There was awkwardness at Balmoral, too—at least at the start.
As “The Balmoral Test” episode of The Crown portrays, Thatcher infamously flopped the series of secret examinations the royal family is said to give their guests at their private estate in Scotland.
“Mrs. Thatcher loathed having to go once a year to Balmoral,” Campbell wrote in his biography The Iron Lady: Margaret Thatcher, from Grocer's Daughter to Prime Minister. “She had no interest in horses, dogs or country sports and regarded the outdoor life—long walks and picnics in all weathers—which the royal family enjoyed on holiday, as ‘purgatory.’ Though she frequently told interviewers that she loved nothing better than a country walk, she never had any suitable shoes and had been forced into borrowed Hush Puppies or green wellingtons. She could not wait to get away and on the last morning was up at six as usual, with her thank-you letter written, anxious to be off as soon as [her husband] Denis was ready. The Queen was almost certainly equally glad to see her go.”

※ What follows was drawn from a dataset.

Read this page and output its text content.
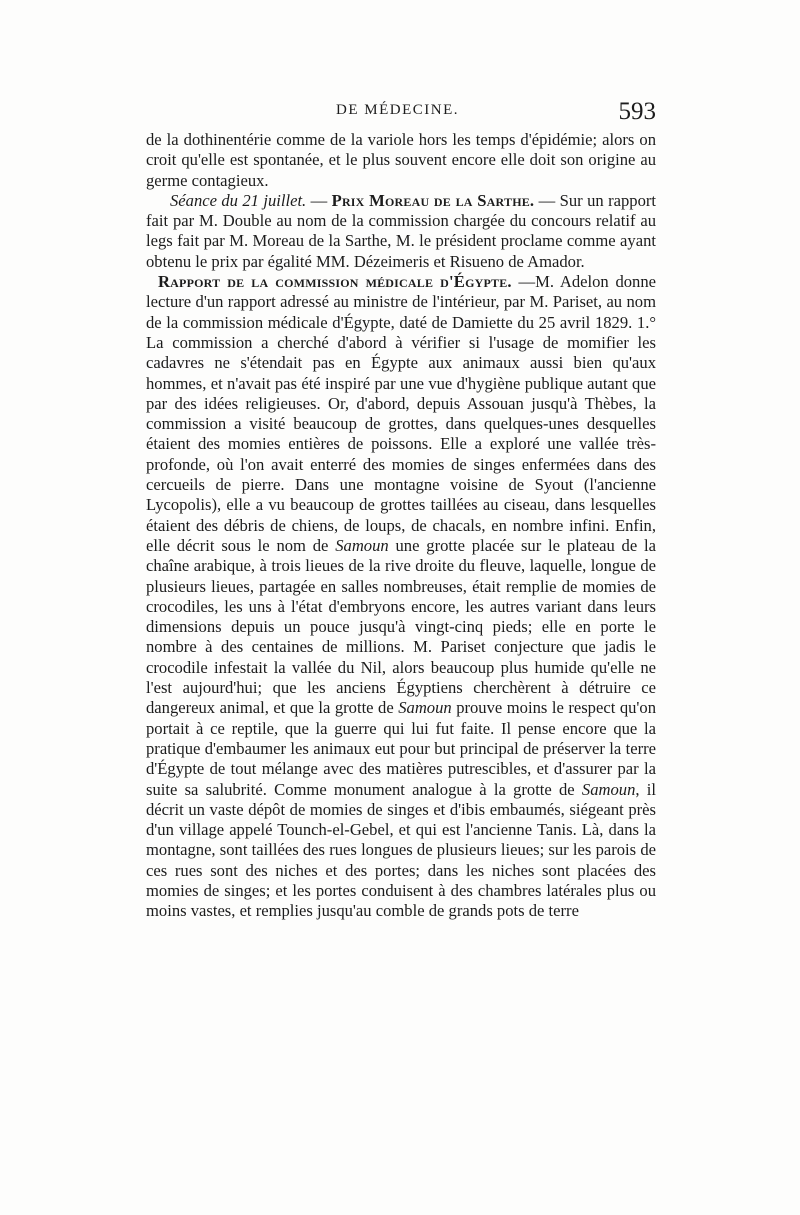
DE MÉDECINE.	593

de la dothinentérie comme de la variole hors les temps d'épidémie; alors on croit qu'elle est spontanée, et le plus souvent encore elle doit son origine au germe contagieux.

Séance du 21 juillet. — Prix Moreau de la Sarthe. — Sur un rapport fait par M. Double au nom de la commission chargée du concours relatif au legs fait par M. Moreau de la Sarthe, M. le président proclame comme ayant obtenu le prix par égalité MM. Dézeimeris et Risueno de Amador.

Rapport de la commission médicale d'Égypte. —M. Adelon donne lecture d'un rapport adressé au ministre de l'intérieur, par M. Pariset, au nom de la commission médicale d'Égypte, daté de Damiette du 25 avril 1829. 1.° La commission a cherché d'abord à vérifier si l'usage de momifier les cadavres ne s'étendait pas en Égypte aux animaux aussi bien qu'aux hommes, et n'avait pas été inspiré par une vue d'hygiène publique autant que par des idées religieuses. Or, d'abord, depuis Assouan jusqu'à Thèbes, la commission a visité beaucoup de grottes, dans quelques-unes desquelles étaient des momies entières de poissons. Elle a exploré une vallée très-profonde, où l'on avait enterré des momies de singes enfermées dans des cercueils de pierre. Dans une montagne voisine de Syout (l'ancienne Lycopolis), elle a vu beaucoup de grottes taillées au ciseau, dans lesquelles étaient des débris de chiens, de loups, de chacals, en nombre infini. Enfin, elle décrit sous le nom de Samoun une grotte placée sur le plateau de la chaîne arabique, à trois lieues de la rive droite du fleuve, laquelle, longue de plusieurs lieues, partagée en salles nombreuses, était remplie de momies de crocodiles, les uns à l'état d'embryons encore, les autres variant dans leurs dimensions depuis un pouce jusqu'à vingt-cinq pieds; elle en porte le nombre à des centaines de millions. M. Pariset conjecture que jadis le crocodile infestait la vallée du Nil, alors beaucoup plus humide qu'elle ne l'est aujourd'hui; que les anciens Égyptiens cherchèrent à détruire ce dangereux animal, et que la grotte de Samoun prouve moins le respect qu'on portait à ce reptile, que la guerre qui lui fut faite. Il pense encore que la pratique d'embaumer les animaux eut pour but principal de préserver la terre d'Égypte de tout mélange avec des matières putrescibles, et d'assurer par la suite sa salubrité. Comme monument analogue à la grotte de Samoun, il décrit un vaste dépôt de momies de singes et d'ibis embaumés, siégeant près d'un village appelé Tounch-el-Gebel, et qui est l'ancienne Tanis. Là, dans la montagne, sont taillées des rues longues de plusieurs lieues; sur les parois de ces rues sont des niches et des portes; dans les niches sont placées des momies de singes; et les portes conduisent à des chambres latérales plus ou moins vastes, et remplies jusqu'au comble de grands pots de terre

However, it sounds like Thatcher might've actually had something resembling fun at Balmoral over the years. Per Town & Country, the book Elizabeth: The Woman and the Queen reports that the queen enjoys doing the housekeeping at her Scottish home, and Thatcher once brought her some rubber gloves as a cheeky Christmas gift.
Thatcher had a great deal of respect for the Queen—and things smoothed out.

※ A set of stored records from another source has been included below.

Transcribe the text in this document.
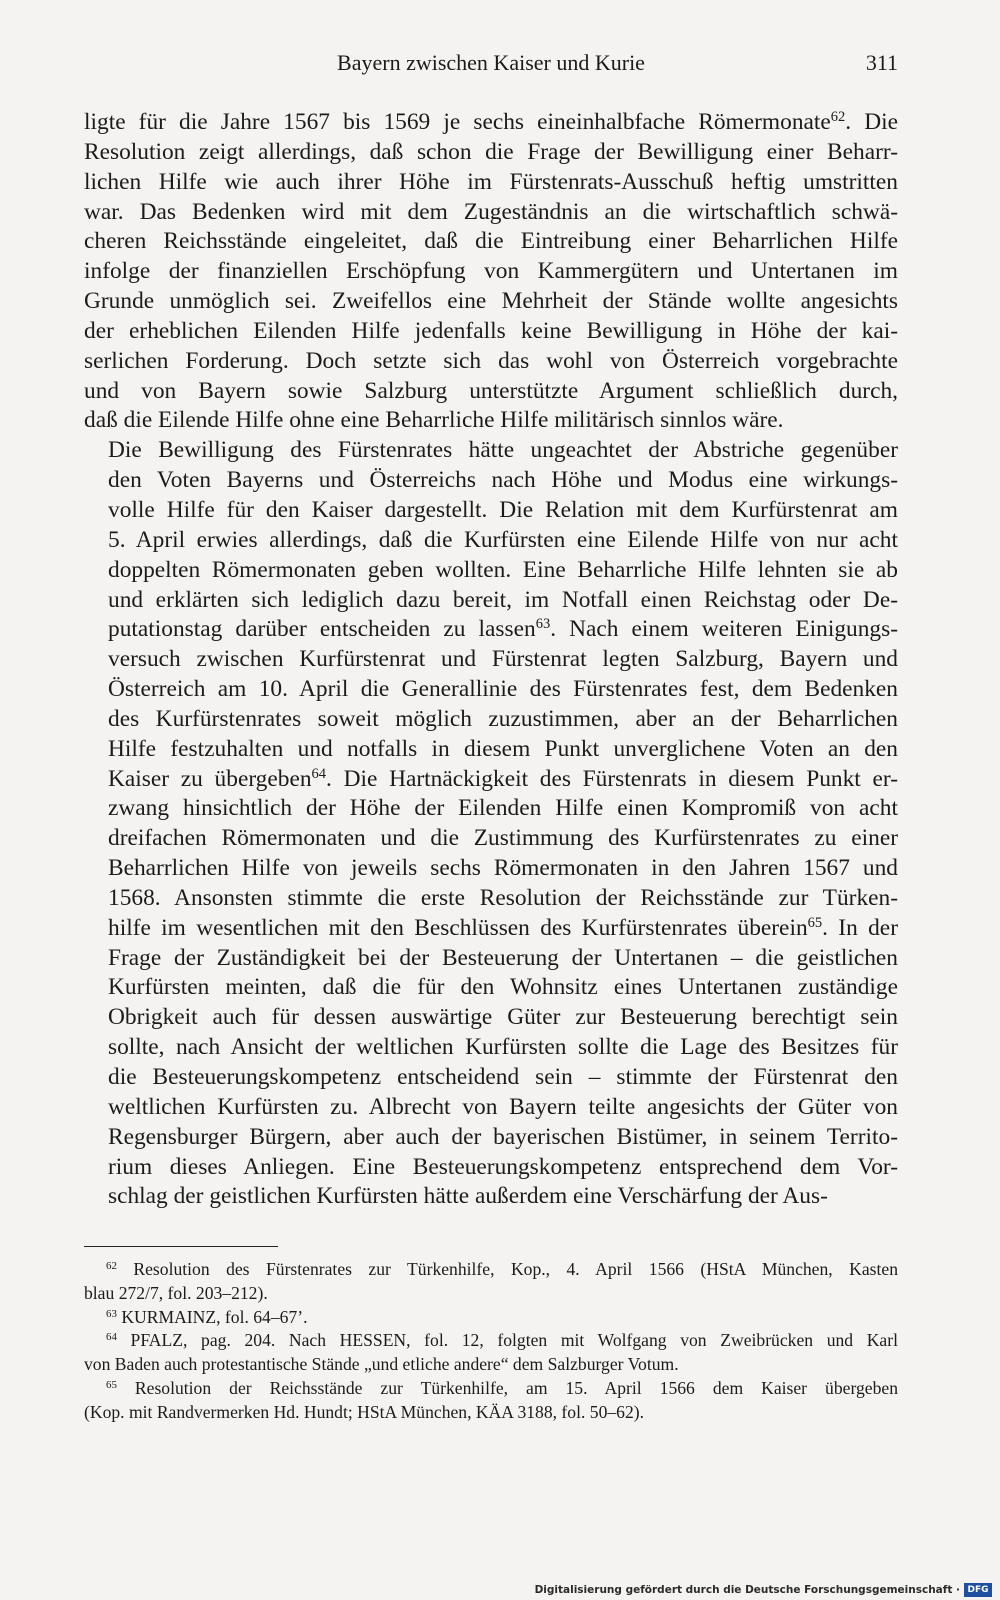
Bayern zwischen Kaiser und Kurie	311

ligte für die Jahre 1567 bis 1569 je sechs eineinhalbfache Römermonate$^{62}$. Die
Resolution zeigt allerdings, daß schon die Frage der Bewilligung einer Beharr-
lichen Hilfe wie auch ihrer Höhe im Fürstenrats-Ausschuß heftig umstritten
war. Das Bedenken wird mit dem Zugeständnis an die wirtschaftlich schwä-
cheren Reichsstände eingeleitet, daß die Eintreibung einer Beharrlichen Hilfe
infolge der finanziellen Erschöpfung von Kammergütern und Untertanen im
Grunde unmöglich sei. Zweifellos eine Mehrheit der Stände wollte angesichts
der erheblichen Eilenden Hilfe jedenfalls keine Bewilligung in Höhe der kai-
serlichen Forderung. Doch setzte sich das wohl von Österreich vorgebrachte
und von Bayern sowie Salzburg unterstützte Argument schließlich durch,
daß die Eilende Hilfe ohne eine Beharrliche Hilfe militärisch sinnlos wäre.

Die Bewilligung des Fürstenrates hätte ungeachtet der Abstriche gegenüber
den Voten Bayerns und Österreichs nach Höhe und Modus eine wirkungs-
volle Hilfe für den Kaiser dargestellt. Die Relation mit dem Kurfürstenrat am
5. April erwies allerdings, daß die Kurfürsten eine Eilende Hilfe von nur acht
doppelten Römermonaten geben wollten. Eine Beharrliche Hilfe lehnten sie ab
und erklärten sich lediglich dazu bereit, im Notfall einen Reichstag oder De-
putationstag darüber entscheiden zu lassen$^{63}$. Nach einem weiteren Einigungs-
versuch zwischen Kurfürstenrat und Fürstenrat legten Salzburg, Bayern und
Österreich am 10. April die Generallinie des Fürstenrates fest, dem Bedenken
des Kurfürstenrates soweit möglich zuzustimmen, aber an der Beharrlichen
Hilfe festzuhalten und notfalls in diesem Punkt unverglichene Voten an den
Kaiser zu übergeben$^{64}$. Die Hartnäckigkeit des Fürstenrats in diesem Punkt er-
zwang hinsichtlich der Höhe der Eilenden Hilfe einen Kompromiß von acht
dreifachen Römermonaten und die Zustimmung des Kurfürstenrates zu einer
Beharrlichen Hilfe von jeweils sechs Römermonaten in den Jahren 1567 und
1568. Ansonsten stimmte die erste Resolution der Reichsstände zur Türken-
hilfe im wesentlichen mit den Beschlüssen des Kurfürstenrates überein$^{65}$. In der
Frage der Zuständigkeit bei der Besteuerung der Untertanen – die geistlichen
Kurfürsten meinten, daß die für den Wohnsitz eines Untertanen zuständige
Obrigkeit auch für dessen auswärtige Güter zur Besteuerung berechtigt sein
sollte, nach Ansicht der weltlichen Kurfürsten sollte die Lage des Besitzes für
die Besteuerungskompetenz entscheidend sein – stimmte der Fürstenrat den
weltlichen Kurfürsten zu. Albrecht von Bayern teilte angesichts der Güter von
Regensburger Bürgern, aber auch der bayerischen Bistümer, in seinem Territo-
rium dieses Anliegen. Eine Besteuerungskompetenz entsprechend dem Vor-
schlag der geistlichen Kurfürsten hätte außerdem eine Verschärfung der Aus-

$^{62}$ Resolution des Fürstenrates zur Türkenhilfe, Kop., 4. April 1566 (HStA München, Kasten
blau 272/7, fol. 203–212).
$^{63}$ KURMAINZ, fol. 64–67’.
$^{64}$ PFALZ, pag. 204. Nach HESSEN, fol. 12, folgten mit Wolfgang von Zweibrücken und Karl
von Baden auch protestantische Stände „und etliche andere“ dem Salzburger Votum.
$^{65}$ Resolution der Reichsstände zur Türkenhilfe, am 15. April 1566 dem Kaiser übergeben
(Kop. mit Randvermerken Hd. Hundt; HStA München, KÄA 3188, fol. 50–62).
Digitalisierung gefördert durch die Deutsche Forschungsgemeinschaft · DFG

Bernard Ingham, Thatcher’s former Chief Press Secretary, said in the Amazon documentary that she was “extremely respectful of the monarchy” and always showed up 15 minutes early for her meetings with the Queen at the Palace.
The Real Elizabeth also notes that, as time went on during Thatcher’s more than 11 years as prime minister, the women developed a “mutual affection.” A senior Buckingham Palace official said in the 2012 book, “The Queen always saw the point of Margaret Thatcher. She understood that she was necessary.”

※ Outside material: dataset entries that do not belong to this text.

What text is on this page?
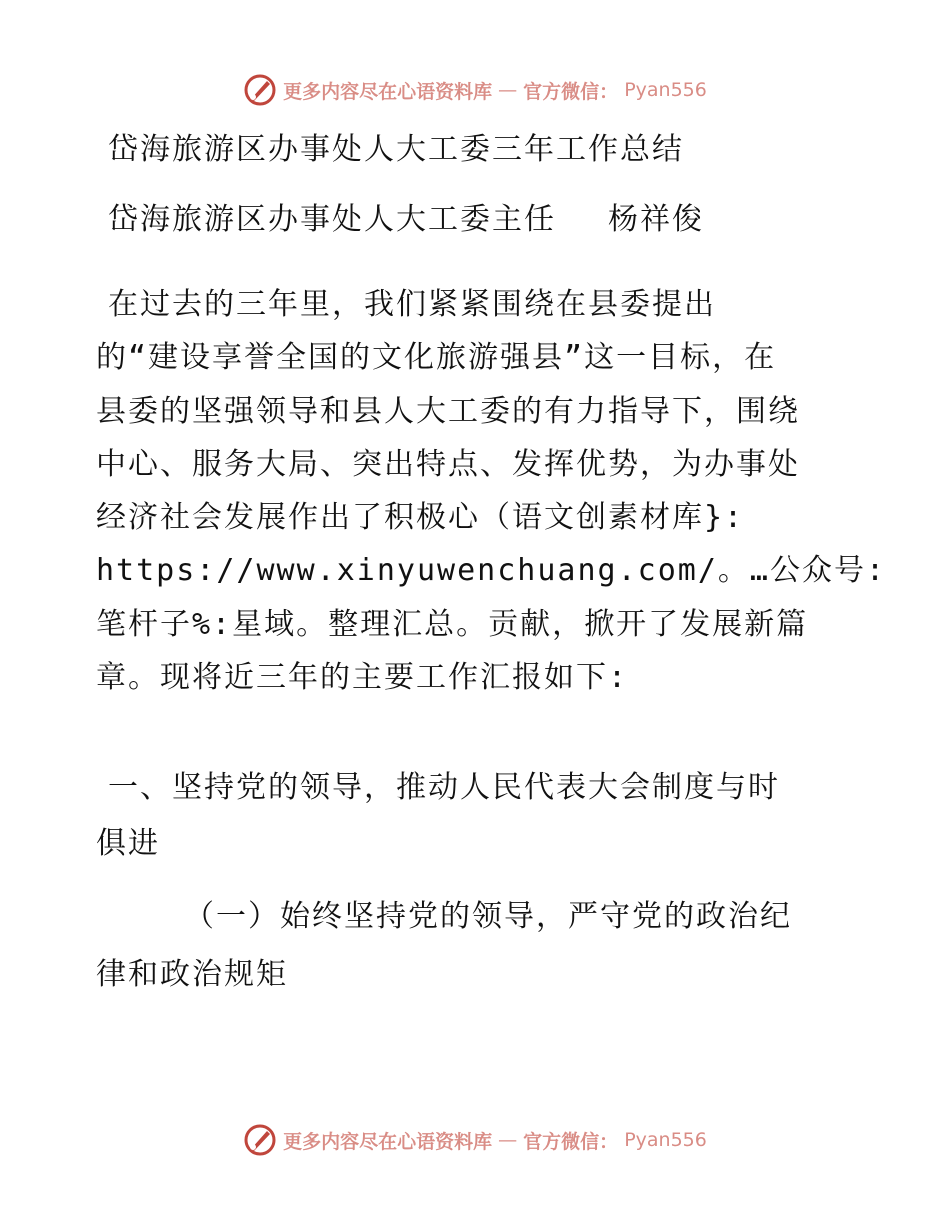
更多内容尽在心语资料库 — 官方微信： Pyan556

岱海旅游区办事处人大工委三年工作总结

岱海旅游区办事处人大工委主任　 杨祥俊

在过去的三年里，我们紧紧围绕在县委提出

的“建设享誉全国的文化旅游强县”这一目标，在

县委的坚强领导和县人大工委的有力指导下，围绕

中心、服务大局、突出特点、发挥优势，为办事处

经济社会发展作出了积极心（语文创素材库}:

https://www.xinyuwenchuang.com/。…公众号:

笔杆子%:星域。整理汇总。贡献，掀开了发展新篇

章。现将近三年的主要工作汇报如下:

一、坚持党的领导，推动人民代表大会制度与时

俱进

（一）始终坚持党的领导，严守党的政治纪

律和政治规矩

更多内容尽在心语资料库 — 官方微信： Pyan556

As The Independent reported at the time of Thatcher’s death in 2013, the Queen was said to have felt so bad when the prime minster’s cabinet forced her out in 1990 that she invited Thatcher to a horse-racing event. Friends of the ousted PM told the newspaper she appreciated the invite, though she was not in the mood to attend and declined.
That same year, the Queen honored Thatcher with the Order of Merit, which she gives to 24 living people. Thatcher filled the spot left open by Lawrence Olivier when he died in 1989. At the time she received this honor, The Baltimore Sun reports, Harold Brooks-Baker, the publishing director of "Burke's Peerage," said this honor was direct evidence that the two didn’t have an unpleasant relationship.
Joe Little, editor of Majesty magazine, echoed this in an interview with the U.K. Times in 2013: “The Queen attended Lady Thatcher’s eightieth birthday party—prior to that the feeling was that there was not much love lost between them,” he said. “But the fact that she went to a personal event such as that underlined the empathy between them.”
Upon Thatcher’s death, the royal family released the following statement on their website: “The Queen was sad to hear the news of the death of Baroness Thatcher. Her Majesty will be sending a private message of sympathy to the family.”
The Queen went on to lead the 2,000 mourners present at Thatcher’s funeral.